Several lesson themes are contained in the story of the rich man and Lazarus—social justice, love of neighbor, blindness, the value of the human person, life in the hereafter, debate on the message and the messenger—each of which deserves a particular development.

On one side is a man known as rich by his lifestyle; he wears luxurious clothing and eats rich and varied food. We are not told his name, the origin and amount of his wealth, or about his previous life. On the other side is Lazarus, whose body is full of sores, a man who competes for food with dogs. Note there is no condemnation of wealth or praise of material poverty.

The question arises when Lazarus appears in the life of the rich man, when poverty meets opulence. It is clear the rich man’s sin is not because of his wealth, but because of blind, hard-heartedness. The hardening of his heart had closed his eyes so he could not see Lazarus’ suffering. Created in the image of God, Lazarus did not demand a fair share of the food, but only crumbs that fell under the table. The rich man’s blindness not only prevented him from seeing that Lazarus was wrestling with animals over food, but also from understanding the importance of how we live on Earth with the life we have been given.
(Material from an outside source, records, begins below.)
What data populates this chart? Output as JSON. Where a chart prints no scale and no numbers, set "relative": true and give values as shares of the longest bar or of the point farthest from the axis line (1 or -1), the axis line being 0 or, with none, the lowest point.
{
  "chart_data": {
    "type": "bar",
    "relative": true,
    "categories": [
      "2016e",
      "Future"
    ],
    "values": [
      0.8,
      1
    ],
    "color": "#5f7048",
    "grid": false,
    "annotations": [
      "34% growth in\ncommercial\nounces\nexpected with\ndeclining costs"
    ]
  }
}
After both men died, Lazarus is found with Abraham, whereas, the former rich man finds himself in the solitude of hell. In his distress, the rich man wants to send a warning to his brothers (and us): “Repent while you have the chance to hear the word of God and put it into practice.” He is told his brothers will not be open to the message of repentance and will never be convinced to change their ways.

Today’s world is full of Lazaruses whom we refuse to see and whose cries we refuse to hear (Doctrine and Covenants 163:4a). The so-called advanced societies and privileged minorities have taken over the whole table to which we are all entitled and have imposed a heavy burden on those who are marginalized. Economic, political, cultural, and media imperialism, social injustice, and relentless wars increase the number of Lazaruses each day, but often our eyes are closed. Sometimes we even defend our actions, implying we are acting in the name of God. Just like the rich man, we can lose sight of the value of each person and be hypocritical with actions not matching our profession of faith.

Central Ideas

  1. Wealth has value when it is shared and becomes a blessing to the community.
  2. When one is baptized into Christ, one’s eyes must be opened to see others as God sees them and understand joy is found in both giving and receiving.
  3. As long as we live on this Earth, we are to conduct ourselves in accordance with the pure love of Christ, God’s shalom.

Questions to Consider

  1. How do we react when we meet people whose conditions are different from our own?
  2. How ready are we to share our wealth with others? How good are we at receiving from others?
  3. When have you seen others through God’s eyes?
  4. Can you identify “Lazaruses” in the world today? What can or should we do to change their condition?
  5. What must we do in our communities to remove dependency and encourage responsible choices?